By Aaron Earls
Many Christians feel overwhelmed by modern American culture. Rapid changes to society’s morality and values have led some Christians to shrink back in fear or lash out in anger. Trevin Wax’s This Is Our Time: Everyday Myths in Light of the Gospel charts a different way.
While the book does expose the lies inherent to the most pervasive myths of our day, it also points out how those misunderstandings illustrate longings that can point people to the gospel.
Facts & Trends spoke with Wax about the book and how vital the local church is to remaining a faithful Christian today.
F&T: Why did you title this book This Is Our Time?
Trevin: The title has something of a double meaning. First, the book is literally about this time. I’m giving snapshots of 21st-century life in North American and Western context.
But I’m also focusing on this is our time. So many people today want to shrink back from the task of being faithful in this generation and would love to have lived in a different time. They may resent some of the challenges we face today, like the sexual revolution, the rise of secularism, and the decline of cultural Christianity.
Many aspects of our time seem difficult and may cause some Christians to become nostalgic for another era we think would have been better for us.
But when we do that, we’re actually questioning the wisdom of God in putting us on earth in this very moment. We’re questioning the right of the Author of this play to put us in this scene on the platform with the curtain up at this moment.
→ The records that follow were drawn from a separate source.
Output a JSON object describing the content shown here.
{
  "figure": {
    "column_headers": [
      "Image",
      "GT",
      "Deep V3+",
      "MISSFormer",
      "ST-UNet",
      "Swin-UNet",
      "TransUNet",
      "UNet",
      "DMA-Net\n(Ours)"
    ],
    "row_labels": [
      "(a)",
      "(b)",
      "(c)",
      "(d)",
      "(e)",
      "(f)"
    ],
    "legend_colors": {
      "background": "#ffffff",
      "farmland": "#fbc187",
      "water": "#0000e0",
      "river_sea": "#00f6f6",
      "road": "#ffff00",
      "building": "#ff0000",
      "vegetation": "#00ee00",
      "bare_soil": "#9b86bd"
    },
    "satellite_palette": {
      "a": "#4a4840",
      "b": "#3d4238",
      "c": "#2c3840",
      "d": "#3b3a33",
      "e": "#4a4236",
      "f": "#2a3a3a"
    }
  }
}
F&T: You challenge the idea of “be true to yourself” by asserting an individual needs the church to tell his or her life story. Why do you believe this is the case?
Trevin: First, God did not create us to be loners, to be on our own. He created us in community from the beginning. And when He redeems us, He doesn’t just redeem us as individuals—He incorporates us into His family.
The reason you need the church is the same reason you need to keep people close to you—so you can get an accurate assessment of who you are and what you’re becoming. Your own vision of yourself will naturally be skewed.
Second, we need the church to tell us our life story because the world never challenges us. If you don’t have others around you to affirm a biblical perspective, the world will simply affirm whatever you think you want. And you’re left with the faulty map of being true to yourself. You need a church community to give a counterpoint to mapping out the trajectory of your life.
F&T: Of the twin myths you present—progress and decline—which do you think tempts the American evangelical church more today?
Trevin: I think decline is more challenging to evangelicals. Every generation of Christians tends to think their generation is facing things and is on a path of moral decay that previous generations have never faced.
When we think everything is going bad around us, we take an overly defensive posture and make bad decisions. We settle for maintenance in our churches rather than mission. We develop a huddle mentality, merely looking to “ride out the storm.” We are to be moving forward in mission, no matter the cultural weather.
If you really look at all those generations before us, they all have their issues. There is no “golden age.”
While church history is a treasure box where you can find things that will help you be faithful in your day, it is not a treasure map of exactly what to do.